Like you have these, these yamo files. But you, you could ask questions to these yamo files, like how much, how long did it take? An average, well, is my, my P 99, P 95, and a P 50 of how long it took to, um, execute the, the prompts and what is the, you know, average number of tokens. So you can do, you can build on.

Uh, these reports and Bill last statistics, some features we don't have to, that are intricate and interesting is, hey, you could have two tests run and you could say, diff the test that succeeded and failed, um, in these different version, right? So you can understand, uh, well this is performing better, but it's actually performing lower in certain cases, right?

So it's all about producing that and having a more systematic approach. To evaluating whether your prompts are working well or whether they're not working well, they're more expensive or they take more time. Next slide. Um, so this is just yet another pointer to the blog posts. Uh, so much more information there.

And then there's the GitHub and you can pip install prompt and play with it. Um, you know, for me, I think, uh, The, the, it's, it's an ambitious project in some ways, but it's pretty contained. Uh, but what what is really interesting here to me is more the approach, the reference implementation. Uh, we used optimize, you know, at preset to test or prompt, but it's, it's still a very, very early project.

So when get involved, it's a good time to influence the, the, the future of the project and get involved and, and shape the direction since it's, it's super early on. In this field and in this specific, uh, project and community. And I believe that was my last slide. Or that might be another one. I think it says, that's all folks says That's that is all folks.

That is awesome. I just, I threw the blog in there. I also, uh, let people know in the chat that I am a huge fan of this. I mean, we talked about it for like. An hour and a half last week and it's just, it's so cool to see the idea of being able to really like put some numbers around your models and how the models are working and, and how your prompts are working with the models and this your specific use case.

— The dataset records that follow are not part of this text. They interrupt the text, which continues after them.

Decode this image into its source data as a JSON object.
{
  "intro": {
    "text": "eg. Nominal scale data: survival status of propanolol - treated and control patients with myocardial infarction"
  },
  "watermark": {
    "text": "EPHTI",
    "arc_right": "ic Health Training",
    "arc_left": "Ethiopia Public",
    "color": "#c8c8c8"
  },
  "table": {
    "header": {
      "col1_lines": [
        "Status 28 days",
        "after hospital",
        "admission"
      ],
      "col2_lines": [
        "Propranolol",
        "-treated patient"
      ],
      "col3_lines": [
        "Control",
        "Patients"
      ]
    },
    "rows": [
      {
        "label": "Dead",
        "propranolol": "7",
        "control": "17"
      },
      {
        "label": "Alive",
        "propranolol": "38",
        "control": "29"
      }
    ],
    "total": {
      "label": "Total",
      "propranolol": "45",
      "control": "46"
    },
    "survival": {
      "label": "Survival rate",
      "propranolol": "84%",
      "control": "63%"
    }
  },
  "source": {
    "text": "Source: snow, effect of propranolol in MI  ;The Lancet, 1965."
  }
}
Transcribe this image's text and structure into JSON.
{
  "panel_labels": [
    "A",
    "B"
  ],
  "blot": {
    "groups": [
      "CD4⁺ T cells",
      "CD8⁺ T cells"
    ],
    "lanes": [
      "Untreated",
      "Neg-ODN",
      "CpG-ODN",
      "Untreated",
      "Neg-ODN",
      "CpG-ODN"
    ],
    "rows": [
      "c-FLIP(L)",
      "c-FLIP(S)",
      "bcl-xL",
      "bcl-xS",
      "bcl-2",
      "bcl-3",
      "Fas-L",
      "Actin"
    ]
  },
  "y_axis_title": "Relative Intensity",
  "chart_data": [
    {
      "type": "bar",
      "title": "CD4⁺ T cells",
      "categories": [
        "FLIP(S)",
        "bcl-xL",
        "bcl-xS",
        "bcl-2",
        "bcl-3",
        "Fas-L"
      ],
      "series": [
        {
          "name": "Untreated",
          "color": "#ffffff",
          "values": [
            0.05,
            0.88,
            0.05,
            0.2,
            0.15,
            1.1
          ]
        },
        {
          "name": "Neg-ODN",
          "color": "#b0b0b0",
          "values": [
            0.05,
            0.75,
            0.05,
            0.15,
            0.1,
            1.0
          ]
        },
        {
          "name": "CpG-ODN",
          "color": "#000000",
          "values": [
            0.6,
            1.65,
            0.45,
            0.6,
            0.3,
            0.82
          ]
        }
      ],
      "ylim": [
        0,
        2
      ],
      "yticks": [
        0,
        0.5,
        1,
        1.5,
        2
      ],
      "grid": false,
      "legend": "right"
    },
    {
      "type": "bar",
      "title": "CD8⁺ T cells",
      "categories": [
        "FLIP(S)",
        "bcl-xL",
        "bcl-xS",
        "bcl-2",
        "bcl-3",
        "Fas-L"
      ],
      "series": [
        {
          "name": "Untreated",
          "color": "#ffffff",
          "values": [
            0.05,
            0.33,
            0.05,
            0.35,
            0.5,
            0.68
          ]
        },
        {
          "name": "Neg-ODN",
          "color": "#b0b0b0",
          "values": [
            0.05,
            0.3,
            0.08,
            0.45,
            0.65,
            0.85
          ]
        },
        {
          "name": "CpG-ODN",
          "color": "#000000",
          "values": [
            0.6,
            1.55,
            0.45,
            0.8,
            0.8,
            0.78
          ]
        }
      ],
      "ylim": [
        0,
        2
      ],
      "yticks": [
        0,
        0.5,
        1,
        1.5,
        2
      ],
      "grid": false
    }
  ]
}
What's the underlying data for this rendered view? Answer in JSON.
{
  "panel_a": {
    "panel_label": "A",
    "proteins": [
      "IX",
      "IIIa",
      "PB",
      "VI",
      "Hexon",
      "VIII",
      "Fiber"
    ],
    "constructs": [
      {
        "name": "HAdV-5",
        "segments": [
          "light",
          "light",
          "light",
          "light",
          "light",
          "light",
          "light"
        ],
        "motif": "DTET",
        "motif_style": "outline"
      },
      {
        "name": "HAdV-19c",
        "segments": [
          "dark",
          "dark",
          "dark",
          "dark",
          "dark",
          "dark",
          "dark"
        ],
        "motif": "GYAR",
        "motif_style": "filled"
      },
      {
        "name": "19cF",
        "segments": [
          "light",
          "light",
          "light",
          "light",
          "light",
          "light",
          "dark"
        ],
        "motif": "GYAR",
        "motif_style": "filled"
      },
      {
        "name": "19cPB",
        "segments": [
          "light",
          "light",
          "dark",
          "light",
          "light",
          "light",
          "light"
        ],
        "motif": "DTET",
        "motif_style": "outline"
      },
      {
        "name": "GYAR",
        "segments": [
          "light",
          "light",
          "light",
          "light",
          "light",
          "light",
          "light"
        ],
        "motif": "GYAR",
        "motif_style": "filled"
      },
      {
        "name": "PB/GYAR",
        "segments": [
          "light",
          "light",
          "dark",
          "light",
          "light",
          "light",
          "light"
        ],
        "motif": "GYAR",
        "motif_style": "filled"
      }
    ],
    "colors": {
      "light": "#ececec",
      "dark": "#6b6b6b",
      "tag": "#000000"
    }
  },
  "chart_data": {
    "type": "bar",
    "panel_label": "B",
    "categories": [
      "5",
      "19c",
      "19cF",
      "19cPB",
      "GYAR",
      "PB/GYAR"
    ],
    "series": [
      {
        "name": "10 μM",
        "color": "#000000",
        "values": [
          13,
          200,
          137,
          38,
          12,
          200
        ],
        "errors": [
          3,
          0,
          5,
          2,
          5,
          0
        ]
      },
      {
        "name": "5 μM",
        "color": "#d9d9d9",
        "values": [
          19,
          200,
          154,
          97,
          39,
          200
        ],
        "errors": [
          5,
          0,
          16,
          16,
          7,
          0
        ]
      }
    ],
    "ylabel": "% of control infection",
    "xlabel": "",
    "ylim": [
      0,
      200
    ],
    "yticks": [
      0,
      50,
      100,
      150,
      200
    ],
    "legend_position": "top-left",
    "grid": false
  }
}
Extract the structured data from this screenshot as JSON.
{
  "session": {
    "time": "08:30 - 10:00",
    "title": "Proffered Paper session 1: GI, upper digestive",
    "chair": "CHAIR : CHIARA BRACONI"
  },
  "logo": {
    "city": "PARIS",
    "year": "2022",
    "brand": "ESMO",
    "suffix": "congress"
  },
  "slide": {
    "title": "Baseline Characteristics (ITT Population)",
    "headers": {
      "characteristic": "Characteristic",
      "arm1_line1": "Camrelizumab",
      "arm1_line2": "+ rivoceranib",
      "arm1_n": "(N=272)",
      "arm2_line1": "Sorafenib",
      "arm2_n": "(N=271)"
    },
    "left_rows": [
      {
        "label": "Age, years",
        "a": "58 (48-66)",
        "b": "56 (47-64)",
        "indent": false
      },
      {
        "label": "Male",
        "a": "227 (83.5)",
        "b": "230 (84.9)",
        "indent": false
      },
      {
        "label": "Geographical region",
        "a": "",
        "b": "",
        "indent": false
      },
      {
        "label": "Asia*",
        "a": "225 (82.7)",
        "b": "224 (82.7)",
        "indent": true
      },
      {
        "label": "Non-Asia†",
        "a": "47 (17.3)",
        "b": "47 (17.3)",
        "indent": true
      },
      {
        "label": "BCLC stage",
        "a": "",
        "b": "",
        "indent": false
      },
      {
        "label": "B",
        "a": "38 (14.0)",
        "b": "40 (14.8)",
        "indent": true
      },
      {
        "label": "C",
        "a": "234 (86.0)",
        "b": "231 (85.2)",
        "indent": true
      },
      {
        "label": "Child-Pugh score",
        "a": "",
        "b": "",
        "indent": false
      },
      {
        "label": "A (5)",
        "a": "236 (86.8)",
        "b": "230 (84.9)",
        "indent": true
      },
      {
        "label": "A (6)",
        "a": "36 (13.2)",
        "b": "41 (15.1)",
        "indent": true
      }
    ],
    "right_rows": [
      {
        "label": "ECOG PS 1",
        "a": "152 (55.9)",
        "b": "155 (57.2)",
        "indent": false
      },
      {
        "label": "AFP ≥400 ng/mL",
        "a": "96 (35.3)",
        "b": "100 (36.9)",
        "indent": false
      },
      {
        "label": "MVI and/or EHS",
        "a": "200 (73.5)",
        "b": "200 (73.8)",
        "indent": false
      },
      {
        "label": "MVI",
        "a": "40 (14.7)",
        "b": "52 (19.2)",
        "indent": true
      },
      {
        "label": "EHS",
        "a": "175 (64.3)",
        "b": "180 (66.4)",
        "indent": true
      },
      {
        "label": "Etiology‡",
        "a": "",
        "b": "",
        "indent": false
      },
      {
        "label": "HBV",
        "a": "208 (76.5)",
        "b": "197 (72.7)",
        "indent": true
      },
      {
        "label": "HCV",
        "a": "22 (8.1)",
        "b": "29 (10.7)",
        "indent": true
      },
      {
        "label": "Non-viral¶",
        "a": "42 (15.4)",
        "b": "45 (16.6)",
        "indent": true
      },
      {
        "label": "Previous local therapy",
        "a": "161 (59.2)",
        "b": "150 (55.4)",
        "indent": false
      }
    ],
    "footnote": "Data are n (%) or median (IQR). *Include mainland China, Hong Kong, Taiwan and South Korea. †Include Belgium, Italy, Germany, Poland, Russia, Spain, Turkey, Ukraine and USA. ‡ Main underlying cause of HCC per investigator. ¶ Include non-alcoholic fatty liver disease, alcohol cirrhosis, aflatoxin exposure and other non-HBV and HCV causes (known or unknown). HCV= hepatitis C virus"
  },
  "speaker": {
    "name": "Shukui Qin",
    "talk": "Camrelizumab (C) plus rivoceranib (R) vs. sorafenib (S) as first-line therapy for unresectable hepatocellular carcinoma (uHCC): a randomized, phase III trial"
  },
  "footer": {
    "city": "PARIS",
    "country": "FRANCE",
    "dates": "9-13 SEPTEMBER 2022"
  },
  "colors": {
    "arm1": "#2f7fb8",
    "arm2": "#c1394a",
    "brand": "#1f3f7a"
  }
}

So I love it. We're gonna be dropping that podcast episode probably in like a couple weeks and so if anybody does not watch our podcast, this is a great moment for me to. Plug it right here. Scan that QR code and you will see Max and I chat chopping it up in a bit. Uh, dude, max, awesome. Thank you so much.

I'm gonna kick you off now cuz we're like 10 minutes behind and I've been telling everybody I'm gonna be like a clock today, like Ringo. You might as well call me Ringo because I'm keeping the time so tight. But I am not, man. I have lost that title. Uh, that's all I want to say, dude. Thank you though, max.

And I'm gonna be in San Francisco in two weeks, and so hopefully we can meet up if you're around. Yeah, let's, let's try to see if we can, uh, meet for a drink or something. And then, um, if I believe there's a slack too. So I'm gonna go into Slack and take questions and talk to people for a little while too.

So I'll be active on the slack if you wanna pay me directly and I'll be scanning the channel so, Uh, happy to connect with people and even get on a zoom with, uh, whoever's interested. Here we go. I don't wanna distract from the mainstream, like this is live. You should probably be here and be full attention to this mainstream, uh, livestream right here.

That's it. There is, there is some questions coming through in the chat that I just dropped in, into our chat, uh, because. We're mainstreaming on a different platform so that you can go through there and see. And uh, I'll have open, I'll have like the slack open and the, the live double we go. Alright, man.

All right. Thank you. That was a pleasure. See you dude. It was great.